In Pembroke Pines, the Darul Uloom Institute is, unlike most mosques, technically open, but on Friday afternoon there were only a handful of congregants inside for the start of Ramadan prayers.
“We have discouraged them, but we did not shut the doors,” said Shaikh Shafayat Mohamed, the spiritual leader of the mosque.
In fact, the doors have signs on them advising everyone to wear masks inside while practicing social distancing. We saw plenty of space between each person praying inside.
“We have people wearing masks, we have people praying six feet apart, so we have to full social distancing and the nine yards that CDC has recommended,” Shaikh Mohamed said.
Like many other mosques around South Florida and the nation, they’re streaming their services to those at home, and of course, the sermon incorporates what everyone is talking about.
“Coronavirus and how it effects the Muslims and the humanity throughout the world,” said the Shaikh as he began speaking about the impacts of the pandemic on all of us, and relating it to the meaning of the holiday.
“It’s a month, of course, of blessings, the opportunity to read the scriptures, to do charity, and do all the good works that a person is supposed to be doing throughout the year,” Shaikh Mohamed said.
This year, with so many people suffering from the impacts of the pandemic, Shaikh Mohamed is asking the faithful to donate money right away to causes like the local food banks, instead of waiting until the end of Ramadan.

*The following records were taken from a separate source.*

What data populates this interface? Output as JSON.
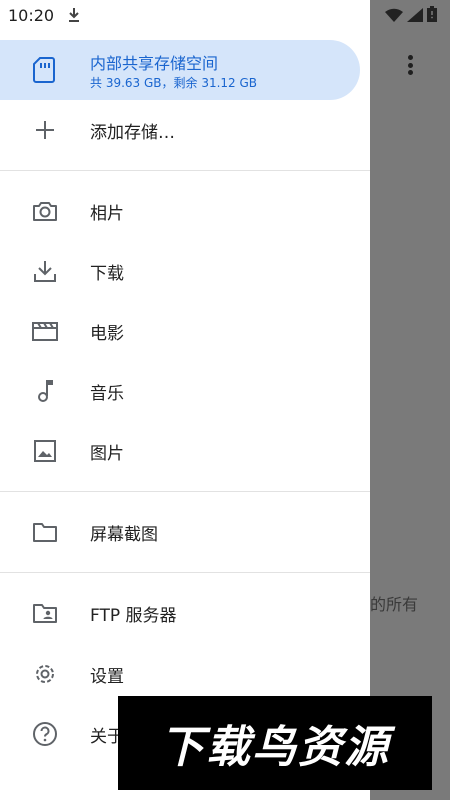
{
  "status_bar": {
    "time": "10:20"
  },
  "background": {
    "partial_text": "的所有"
  },
  "drawer": {
    "storage": {
      "title": "内部共享存储空间",
      "subtitle": "共 39.63 GB，剩余 31.12 GB"
    },
    "add_storage": "添加存储…",
    "shortcuts": [
      {
        "label": "相片",
        "icon": "camera-icon"
      },
      {
        "label": "下载",
        "icon": "download-icon"
      },
      {
        "label": "电影",
        "icon": "movie-icon"
      },
      {
        "label": "音乐",
        "icon": "music-note-icon"
      },
      {
        "label": "图片",
        "icon": "image-icon"
      }
    ],
    "screenshots": "屏幕截图",
    "ftp": "FTP 服务器",
    "settings": "设置",
    "about": "关于"
  },
  "watermark": {
    "text": "下载鸟资源"
  },
  "colors": {
    "accent": "#1a65cf",
    "selected_bg": "#d5e5fa",
    "icon": "#5f6368"
  }
}
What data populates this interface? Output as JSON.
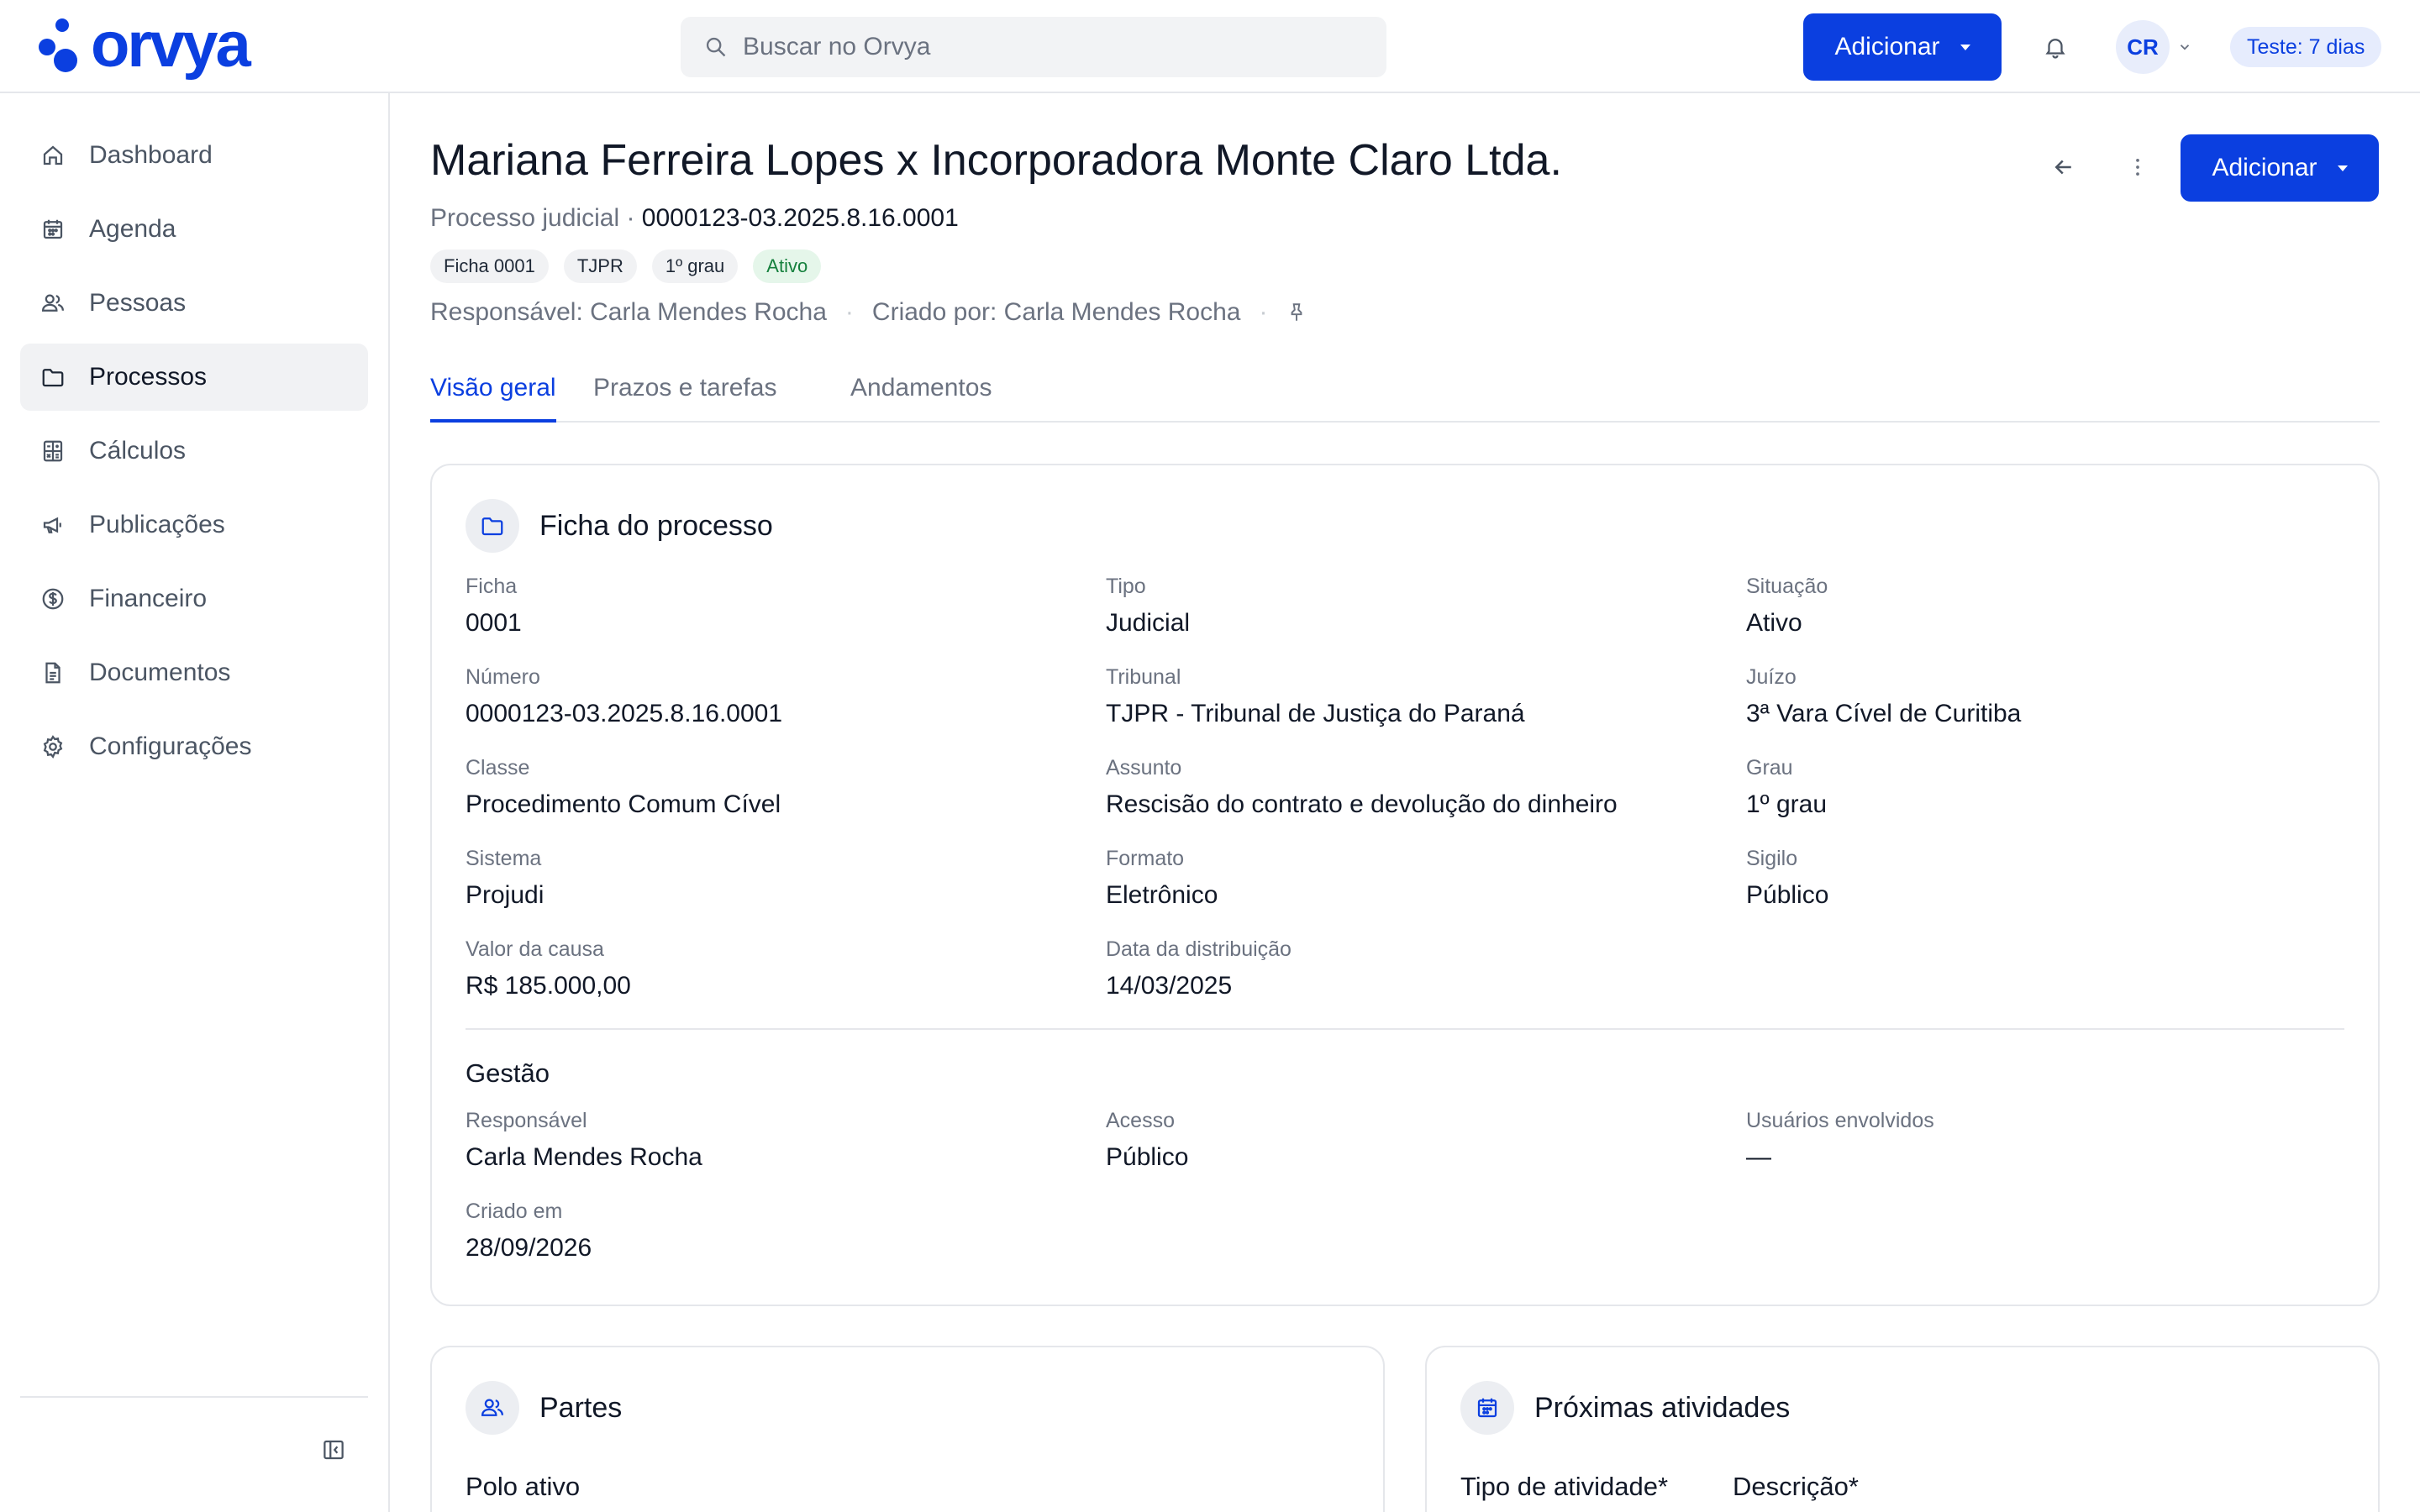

That’s especially important because Ramadan commands Muslims to fast every day during the holiday from dawn to dusk.
“We want to encourage people to give these poor people money so they could go and buy what they need to eat,” the Shaikh said.
For the next 30 days, observant Muslims will practice self reflection, they will commit to doing more for charity, and the pandemic can’t stop that.
In fact, the Shaikh hopes it might spark even more acts of kindness and generosity.